Он рассказал, как сам однажды задал такой вопрос Карпу Гурьевичу и как ему было стыдно, когда старый столяр рассказал о канавах, испещрявших поля через каждые пять саженей, о недальновидности помещика, об узости его интересов, о нежелании думать о завтрашнем дне.
— Возмутительно! — Серошевский вскочил. — Агроном Лаврентьев над нами потешается. Мы говорим о деле, о его безобразнейшем проступке, а он басни нам рассказывает.
— Что вы предлагайте? — спросил Лаврентьева Громов.
— Сейчас? Сейчас, я уже сказал: закладывать новую, более прочную систему труб. В дальнейшем возможно, что придется настаивать перед районом на капитальных работах. Возможно, что понадобится система крупных каналов, коренное переустройство всего Междуречья.
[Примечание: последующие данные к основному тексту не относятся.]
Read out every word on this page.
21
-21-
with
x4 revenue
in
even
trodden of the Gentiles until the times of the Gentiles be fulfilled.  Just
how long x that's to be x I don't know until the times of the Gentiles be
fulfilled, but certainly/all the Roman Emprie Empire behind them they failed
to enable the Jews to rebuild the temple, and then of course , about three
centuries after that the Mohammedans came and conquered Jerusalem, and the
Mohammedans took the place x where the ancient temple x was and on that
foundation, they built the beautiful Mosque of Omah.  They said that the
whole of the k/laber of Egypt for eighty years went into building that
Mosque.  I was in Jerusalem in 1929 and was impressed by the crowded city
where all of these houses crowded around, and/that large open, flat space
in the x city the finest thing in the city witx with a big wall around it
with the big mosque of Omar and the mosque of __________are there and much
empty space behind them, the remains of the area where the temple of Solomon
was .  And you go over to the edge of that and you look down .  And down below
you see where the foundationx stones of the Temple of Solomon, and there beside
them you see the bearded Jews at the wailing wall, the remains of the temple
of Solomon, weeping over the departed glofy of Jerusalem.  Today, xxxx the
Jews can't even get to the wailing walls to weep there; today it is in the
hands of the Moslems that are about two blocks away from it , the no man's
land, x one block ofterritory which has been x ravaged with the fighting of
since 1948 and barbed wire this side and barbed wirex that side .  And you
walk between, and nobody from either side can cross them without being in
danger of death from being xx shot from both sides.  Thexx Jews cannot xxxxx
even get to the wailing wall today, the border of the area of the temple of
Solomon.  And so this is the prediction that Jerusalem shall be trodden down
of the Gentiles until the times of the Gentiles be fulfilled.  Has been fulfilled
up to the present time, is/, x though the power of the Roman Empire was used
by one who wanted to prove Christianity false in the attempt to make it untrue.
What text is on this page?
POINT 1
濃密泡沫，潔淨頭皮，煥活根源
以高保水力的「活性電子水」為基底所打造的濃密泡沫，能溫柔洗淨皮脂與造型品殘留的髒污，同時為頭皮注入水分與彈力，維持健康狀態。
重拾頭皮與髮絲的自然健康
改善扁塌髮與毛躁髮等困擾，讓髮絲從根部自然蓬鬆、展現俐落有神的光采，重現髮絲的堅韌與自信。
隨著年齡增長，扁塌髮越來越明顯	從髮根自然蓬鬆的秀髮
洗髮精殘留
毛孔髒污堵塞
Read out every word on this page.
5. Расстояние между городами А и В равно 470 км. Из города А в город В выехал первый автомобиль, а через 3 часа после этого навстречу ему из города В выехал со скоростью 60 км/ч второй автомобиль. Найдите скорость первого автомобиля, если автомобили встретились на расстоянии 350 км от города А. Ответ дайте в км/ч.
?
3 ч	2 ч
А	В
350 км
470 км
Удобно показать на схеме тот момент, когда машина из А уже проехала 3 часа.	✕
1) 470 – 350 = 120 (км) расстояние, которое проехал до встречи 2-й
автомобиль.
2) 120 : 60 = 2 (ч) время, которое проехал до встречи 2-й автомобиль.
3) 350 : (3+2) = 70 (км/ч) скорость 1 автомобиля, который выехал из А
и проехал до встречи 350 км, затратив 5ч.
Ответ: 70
— Позвольте, Сергей Сергеевич? — попросил слова главный агроном.
— Говорите.
— Перед нами типичный случай демагогии. Когда надо давать ответ, — Серошевский еще сильнее задергал губой, — человек кричит: держите вора! Вы, товарищ Лаврентьев, не выполняете наших элементарных требований, игнорируете все наши инструкции, а поднимаете шум: система каналов, коренное переустройство? Безобразие! Неужели вы думаете, что по вашему слову все моментально завертится? Делайте то, что вам приказывают, исполняйте, а не прожектерствуйте. Коренное переустройство — это дело партии и правительства. Они знают и видят, где надо переустраивать, где не надо. Они лучше нас с вами это знают. Когда партия и правительство скажут: переустроить Междуречье, — вот тогда мы наляжем, тогда не пожалеем сил. Тогда, только тогда! Советское хозяйство — плановое хозяйство. Оно не терпит партизанщины. Вы — всезнайка, и вы, конечно, слыхали о так называемой Полесской проблеме…
Лаврентьев насторожился. Все это разбирательство ему казалось ненужным, надуманным, высосанным из пальца. Оно его даже не возмущало. Если тут главный винт — Серошевский, иного и ждать было нельзя. Но упоминание о Полесской проблеме его заинтересовало.
— Что такое Полесская проблема? — продолжал витийствовать главный агроном. — Полесье — огромная территория между Днепром и Бугом, в треугольнике Могилев — Киев — Брест. Она покрыта миллионами гектаров болот и заболоченных земель, изрезана множеством рек.
— Как наше Междуречье, — оживился Громов.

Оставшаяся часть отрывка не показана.